Mexican Samosa- Indo Mexican - Fusion
|Flour tortillas||4 Medium|
|All purpose flour||2 Tablespoon (To make the paste for sealing edges)|
|Water||3 Tablespoon (Use as required to make the paste)|
|For the filling|
|Refried beans||1 Cup (16 tbs)|
|Black beans||1⁄2 Cup (8 tbs), cooked|
|Corn||1⁄4 Cup (4 tbs)|
|Cooked rice||1⁄4 Cup (4 tbs)|
|Green bell pepper||1⁄4 Cup (4 tbs), chopped finely|
|Red onions||1⁄4 Cup (4 tbs), chopped finely|
|Tomatoes||1⁄4 Cup (4 tbs), chopped finely|
|Fresh cilantro||1⁄4 Cup (4 tbs), chopped finely|
|Green olives||2 Tablespoon, chopped|
|Taco seasoning mix||1 Tablespoon|
|Lime juice||1 Teaspoon|
|Brown sugar||2 Teaspoon|
|Green onions||2 Tablespoon|
|Shredded cheese||2 Tablespoon|
1. To prepare the filling, take a bowl and mix together refried beans, black beans, corn, cooked rice, chopped green bell pepper, red onions, tomatoes, freshly chopped cilantro, green olives, and green onions.
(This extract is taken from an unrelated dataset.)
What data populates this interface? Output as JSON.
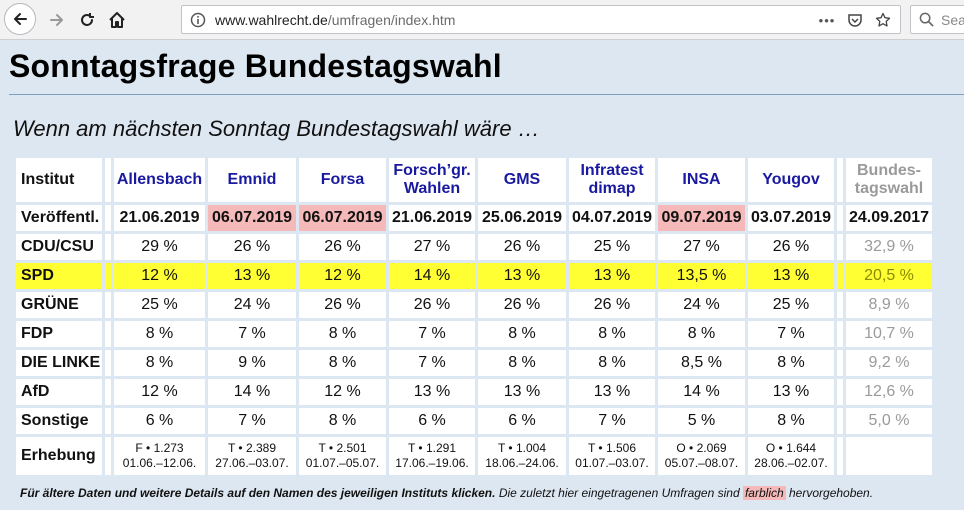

2. Also add taco seasoning mix, paprika, some lime juice, salt to taste, brown sugar and some shredded cheese.
3. Mix all the ingredients well and set aside.
4. Take the flour tortillas, wrap in a kitchen towel and warm in the microwave for 10 seconds.
5. Take each tortilla, using a pizza cutter, cut into four triangles.
6. Make a paste with 2 tablespoons of all-purpose flour and water. (This will be used to seal the edges of the samosas)
7. Take the triangle shaped flour tortillas, fold into a triangle cone like demonstrated in the video, spoon a little of the prepared filling into it and close the cone, sealing the edges with the paste. Store in an airtight container with the sealed edge side down, until all the samosas are ready.
8. The samosas can be deep fried in oil until golden brown or baked in the toaster oven at 350 F. To bake, spray both sides of the samosas with butter spray and bake till golden brown.
9. Serve the samosas hot with a cheese dip, guacamole and salsa.
You can make variations in the filling according to your taste and preferences.